DETROIT — A judge on Monday freed a man who had been found guilty of raping and murdering a teenage girl in the 1980s. The man had confessed, but recent DNA tests showed he couldn't have been the killer.
Upon hearing his conviction was overturned after 17 years in prison, Eddie Joe Lloyd thrust his arms forward and gave an emphatic "Thank you."
"I want to run the 50- or 100-yard dash with my grandbabies," he said afterward.
Lloyd was in a mental hospital and on medication when police say he confessed to raping and murdering 16-year-old Michelle Jackson in 1984.

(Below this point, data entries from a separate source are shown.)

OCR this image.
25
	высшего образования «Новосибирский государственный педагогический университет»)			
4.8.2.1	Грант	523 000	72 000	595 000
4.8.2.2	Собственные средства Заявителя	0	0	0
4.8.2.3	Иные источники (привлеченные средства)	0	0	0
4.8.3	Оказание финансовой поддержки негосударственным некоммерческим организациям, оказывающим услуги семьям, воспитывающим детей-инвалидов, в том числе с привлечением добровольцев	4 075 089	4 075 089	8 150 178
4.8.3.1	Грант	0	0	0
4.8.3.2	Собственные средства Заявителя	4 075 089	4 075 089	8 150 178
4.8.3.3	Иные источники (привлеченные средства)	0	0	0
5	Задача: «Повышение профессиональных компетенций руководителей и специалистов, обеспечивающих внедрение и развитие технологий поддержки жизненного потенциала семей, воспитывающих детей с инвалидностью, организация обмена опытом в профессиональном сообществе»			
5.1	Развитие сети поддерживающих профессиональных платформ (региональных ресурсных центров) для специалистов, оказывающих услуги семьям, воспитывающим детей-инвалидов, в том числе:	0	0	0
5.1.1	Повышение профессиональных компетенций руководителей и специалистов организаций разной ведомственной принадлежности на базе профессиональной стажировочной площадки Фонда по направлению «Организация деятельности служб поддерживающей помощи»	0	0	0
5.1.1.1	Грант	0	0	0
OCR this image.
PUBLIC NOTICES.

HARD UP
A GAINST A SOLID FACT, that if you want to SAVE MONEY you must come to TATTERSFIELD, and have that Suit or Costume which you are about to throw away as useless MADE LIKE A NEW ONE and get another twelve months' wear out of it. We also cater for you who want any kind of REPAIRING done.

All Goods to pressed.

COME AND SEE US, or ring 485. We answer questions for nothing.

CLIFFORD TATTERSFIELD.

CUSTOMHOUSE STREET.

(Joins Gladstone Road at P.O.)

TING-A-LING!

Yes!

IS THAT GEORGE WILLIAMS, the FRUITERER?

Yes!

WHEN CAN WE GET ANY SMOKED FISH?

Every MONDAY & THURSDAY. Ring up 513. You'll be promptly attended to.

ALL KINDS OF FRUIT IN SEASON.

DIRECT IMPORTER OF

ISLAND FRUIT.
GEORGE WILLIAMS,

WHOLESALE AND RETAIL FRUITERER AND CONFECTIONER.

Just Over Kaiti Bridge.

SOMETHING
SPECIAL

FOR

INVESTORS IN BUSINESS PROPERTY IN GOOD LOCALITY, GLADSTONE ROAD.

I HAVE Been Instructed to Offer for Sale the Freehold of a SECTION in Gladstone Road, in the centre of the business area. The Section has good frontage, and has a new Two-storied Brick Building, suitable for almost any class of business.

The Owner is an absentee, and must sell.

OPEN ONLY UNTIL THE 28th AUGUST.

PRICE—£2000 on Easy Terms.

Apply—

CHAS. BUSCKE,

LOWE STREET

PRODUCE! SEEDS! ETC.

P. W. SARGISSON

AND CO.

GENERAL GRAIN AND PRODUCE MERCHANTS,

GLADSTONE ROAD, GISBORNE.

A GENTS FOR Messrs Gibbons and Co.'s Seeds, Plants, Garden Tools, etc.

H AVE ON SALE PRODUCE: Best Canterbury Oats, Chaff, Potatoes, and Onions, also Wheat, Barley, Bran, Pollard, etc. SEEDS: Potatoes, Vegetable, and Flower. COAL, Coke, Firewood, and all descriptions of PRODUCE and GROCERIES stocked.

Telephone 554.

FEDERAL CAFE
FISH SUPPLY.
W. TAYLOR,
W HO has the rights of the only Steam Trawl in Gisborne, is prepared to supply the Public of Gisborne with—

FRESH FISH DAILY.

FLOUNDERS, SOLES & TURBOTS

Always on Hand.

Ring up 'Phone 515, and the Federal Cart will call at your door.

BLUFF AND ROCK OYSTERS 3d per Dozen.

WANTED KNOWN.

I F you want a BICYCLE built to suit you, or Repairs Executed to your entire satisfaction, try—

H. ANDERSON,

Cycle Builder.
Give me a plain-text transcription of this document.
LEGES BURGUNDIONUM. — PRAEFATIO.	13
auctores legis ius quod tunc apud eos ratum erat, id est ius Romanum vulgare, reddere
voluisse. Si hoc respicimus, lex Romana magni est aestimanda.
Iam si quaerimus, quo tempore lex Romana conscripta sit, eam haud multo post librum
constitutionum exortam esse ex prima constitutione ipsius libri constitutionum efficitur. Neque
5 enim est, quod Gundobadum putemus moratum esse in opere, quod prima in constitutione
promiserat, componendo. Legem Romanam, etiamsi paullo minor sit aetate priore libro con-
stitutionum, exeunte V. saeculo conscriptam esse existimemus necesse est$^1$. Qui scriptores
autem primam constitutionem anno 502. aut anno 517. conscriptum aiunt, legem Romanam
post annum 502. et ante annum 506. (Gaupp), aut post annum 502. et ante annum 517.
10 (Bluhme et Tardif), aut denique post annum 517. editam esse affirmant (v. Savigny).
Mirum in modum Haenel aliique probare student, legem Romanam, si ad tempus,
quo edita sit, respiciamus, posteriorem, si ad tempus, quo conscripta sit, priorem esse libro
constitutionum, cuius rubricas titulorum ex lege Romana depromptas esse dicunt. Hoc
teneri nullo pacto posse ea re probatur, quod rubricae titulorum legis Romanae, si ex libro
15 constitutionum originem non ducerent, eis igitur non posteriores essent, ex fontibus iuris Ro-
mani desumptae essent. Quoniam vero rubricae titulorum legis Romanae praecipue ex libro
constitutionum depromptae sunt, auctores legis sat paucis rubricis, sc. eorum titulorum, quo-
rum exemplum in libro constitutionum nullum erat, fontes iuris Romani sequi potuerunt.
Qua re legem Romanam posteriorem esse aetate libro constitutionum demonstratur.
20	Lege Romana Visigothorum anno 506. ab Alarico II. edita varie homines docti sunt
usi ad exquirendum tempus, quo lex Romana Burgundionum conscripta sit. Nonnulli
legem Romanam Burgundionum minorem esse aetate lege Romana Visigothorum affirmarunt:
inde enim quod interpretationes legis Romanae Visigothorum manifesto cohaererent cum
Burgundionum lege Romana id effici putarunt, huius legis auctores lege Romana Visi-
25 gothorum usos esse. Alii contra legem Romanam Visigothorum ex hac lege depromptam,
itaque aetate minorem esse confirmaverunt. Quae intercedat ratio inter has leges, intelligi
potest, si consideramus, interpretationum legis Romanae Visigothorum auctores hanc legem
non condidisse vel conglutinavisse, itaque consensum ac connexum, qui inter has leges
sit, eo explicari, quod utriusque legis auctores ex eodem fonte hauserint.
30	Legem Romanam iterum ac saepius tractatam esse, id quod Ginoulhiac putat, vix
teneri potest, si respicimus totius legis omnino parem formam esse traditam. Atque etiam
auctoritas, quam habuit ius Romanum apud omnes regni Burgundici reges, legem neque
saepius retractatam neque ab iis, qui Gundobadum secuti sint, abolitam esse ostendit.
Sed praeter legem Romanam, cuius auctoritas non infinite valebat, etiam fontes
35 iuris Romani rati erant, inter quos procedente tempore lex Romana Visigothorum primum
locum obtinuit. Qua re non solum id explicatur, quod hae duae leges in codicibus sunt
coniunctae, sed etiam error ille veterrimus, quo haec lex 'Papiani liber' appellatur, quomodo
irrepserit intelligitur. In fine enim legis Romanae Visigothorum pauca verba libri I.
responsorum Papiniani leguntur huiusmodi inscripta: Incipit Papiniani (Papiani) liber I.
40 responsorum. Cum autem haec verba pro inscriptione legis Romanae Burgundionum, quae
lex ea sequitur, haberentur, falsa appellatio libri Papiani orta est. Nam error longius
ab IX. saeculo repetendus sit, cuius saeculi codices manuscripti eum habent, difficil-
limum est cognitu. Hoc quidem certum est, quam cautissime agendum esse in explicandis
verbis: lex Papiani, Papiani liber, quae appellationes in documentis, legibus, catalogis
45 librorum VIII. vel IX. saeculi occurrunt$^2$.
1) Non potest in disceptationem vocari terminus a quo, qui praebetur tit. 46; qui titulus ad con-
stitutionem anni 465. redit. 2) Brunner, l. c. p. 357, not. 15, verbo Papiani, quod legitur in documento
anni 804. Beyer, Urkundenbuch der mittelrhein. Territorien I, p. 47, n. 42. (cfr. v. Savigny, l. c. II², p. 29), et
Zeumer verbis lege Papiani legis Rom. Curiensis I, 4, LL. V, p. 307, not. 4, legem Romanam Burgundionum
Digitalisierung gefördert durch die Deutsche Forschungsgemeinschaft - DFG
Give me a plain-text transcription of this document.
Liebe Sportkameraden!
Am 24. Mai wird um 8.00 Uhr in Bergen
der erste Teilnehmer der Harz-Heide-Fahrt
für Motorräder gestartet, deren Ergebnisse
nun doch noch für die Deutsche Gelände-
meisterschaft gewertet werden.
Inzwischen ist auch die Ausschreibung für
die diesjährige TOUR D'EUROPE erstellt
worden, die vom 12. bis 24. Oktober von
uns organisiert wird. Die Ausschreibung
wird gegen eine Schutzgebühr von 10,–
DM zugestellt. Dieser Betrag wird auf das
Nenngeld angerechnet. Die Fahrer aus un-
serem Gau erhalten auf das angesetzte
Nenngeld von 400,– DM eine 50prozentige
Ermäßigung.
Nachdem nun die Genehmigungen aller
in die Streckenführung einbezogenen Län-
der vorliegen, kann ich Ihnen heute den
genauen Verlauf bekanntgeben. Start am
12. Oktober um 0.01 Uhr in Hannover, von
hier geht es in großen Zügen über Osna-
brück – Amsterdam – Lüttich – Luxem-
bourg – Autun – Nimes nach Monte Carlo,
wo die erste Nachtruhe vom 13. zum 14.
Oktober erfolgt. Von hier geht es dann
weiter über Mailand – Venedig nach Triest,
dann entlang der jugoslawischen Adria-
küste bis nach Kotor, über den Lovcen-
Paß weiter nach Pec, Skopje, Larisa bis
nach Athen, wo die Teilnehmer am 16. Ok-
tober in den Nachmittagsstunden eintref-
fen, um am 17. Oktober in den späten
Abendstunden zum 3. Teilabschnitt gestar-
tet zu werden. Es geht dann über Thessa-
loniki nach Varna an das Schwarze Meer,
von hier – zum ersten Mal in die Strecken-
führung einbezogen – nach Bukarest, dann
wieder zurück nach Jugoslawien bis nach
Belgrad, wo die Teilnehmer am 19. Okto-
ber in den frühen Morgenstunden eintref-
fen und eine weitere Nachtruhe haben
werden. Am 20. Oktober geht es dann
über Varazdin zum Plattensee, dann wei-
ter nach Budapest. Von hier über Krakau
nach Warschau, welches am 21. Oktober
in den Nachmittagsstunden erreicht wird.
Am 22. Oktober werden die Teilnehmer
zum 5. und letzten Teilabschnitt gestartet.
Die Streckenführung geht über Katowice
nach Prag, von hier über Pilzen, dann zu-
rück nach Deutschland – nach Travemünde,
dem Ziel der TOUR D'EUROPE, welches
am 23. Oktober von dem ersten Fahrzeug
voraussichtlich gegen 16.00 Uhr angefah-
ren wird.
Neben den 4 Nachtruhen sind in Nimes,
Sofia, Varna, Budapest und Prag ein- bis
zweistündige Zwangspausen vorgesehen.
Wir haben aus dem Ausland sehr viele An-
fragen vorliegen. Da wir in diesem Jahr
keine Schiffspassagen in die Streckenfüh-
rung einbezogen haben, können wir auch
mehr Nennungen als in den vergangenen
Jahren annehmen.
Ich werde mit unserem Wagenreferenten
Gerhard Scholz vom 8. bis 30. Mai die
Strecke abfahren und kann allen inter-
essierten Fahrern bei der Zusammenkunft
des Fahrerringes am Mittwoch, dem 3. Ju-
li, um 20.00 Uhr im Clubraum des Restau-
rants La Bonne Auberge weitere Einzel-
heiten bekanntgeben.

DNA tests just completed show Lloyd didn't commit the crime, and Detroit police and prosecutors joined Monday in calling on Wayne County Circuit Judge Leonard Townsend to release Lloyd from prison. The case has bolstered calls for a probe into Detroit police methods.
While throwing out the conviction, Townsend, who was the original trial judge, put part of the blame on Lloyd.
"Even though he may have lied about what he did, the fault falls on him," Townsend said. "I never heard this gentleman say he didn't do it." Lloyd becomes the 110th convicted person in the United States and the first in Michigan to be exonerated by DNA testing, according to the Innocence Project, which seeks to use DNA evidence to help innocent prisoners.
The DNA break could lead to even more scrutiny of the Detroit Police Department, which has been the target of an investigation by the U.S. Justice Department since 2000 for fatal shootings by officers, claims of prisoner mistreatment and other alleged misconduct.
At a late morning news conference, Lloyd burst into tears after taking the podium.
He said that the efforts that led to his freedom "did what she (Jackson) couldn't do, speak from the grave."
"Lady Justice is blind. Sometimes, she's deaf," he said. "Sometimes the wheels of justice grind very slowly, sometimes they grind in reverse."
After the news conference, he hugged family members and told them, "It's going to be all right."
Barry Scheck, an attorney with the Innocence Project, and Saul Green, former U.S. attorney for the Eastern District of Michigan, will ask federal officials to investigate Detroit police in the Lloyd case.
A department spokesman said a statement would be issued later Monday.
Lloyd was sentenced to life in prison in the rape and murder of Jackson after his purported confession. Lloyd had contacted police after overhearing details about the case at a party.
But Scheck said it wasn't really a confession. He said police got it by telling Lloyd that he could help "smoke out" the real perpetrator and provided him with details of the crime that he couldn't have known, Scheck said.
The DNA evidence in Jackson's slaying was gathered from a bottle and the long johns found at the crime scene, as well as from vaginal slides discovered three weeks ago, Scheck said. The DNA doesn't match any samples in the FBI's database, meaning Lloyd couldn't have committed the crime.
Jackson was strangled with the long johns.
Scheck said the case illustrates the need for recording interrogations, and for using special caution when questioning people who are mentally ill or mentally retarded.
"In my gut, this cased propels that need into the public consciousness," he said. "These cases where police get confessions out of the wrong person, there have been mass murders."
If Michigan had the death penalty, Scheck said there's a good chance Lloyd would have been sentenced to death based on Townsend's comments at the time of the conviction.
Townsend lamented that the court's hands were tied since he could only sentence Lloyd to life imprisonment rather than what he believed was the "'only justifiable sentence — extreme constriction,' or hanging," Scheck said.
The Innocence Project has been working on the Lloyd case for seven years, Scheck said. Scheck co-founded the project in 1992 at New York's Benjamin N. Cardozo School of Law.
Other recent cases the project has handled include that of a St. Louis man who spent nearly 18 years behind bars for the rape of a college student. Larry Johnson was freed July 30 after DNA tests cleared him.
A Michigan law that went into effect in January 2001 allows inmates serving sentences for felony convictions to ask the court for DNA testing and a new trial if they can show the tests might prove their innocence.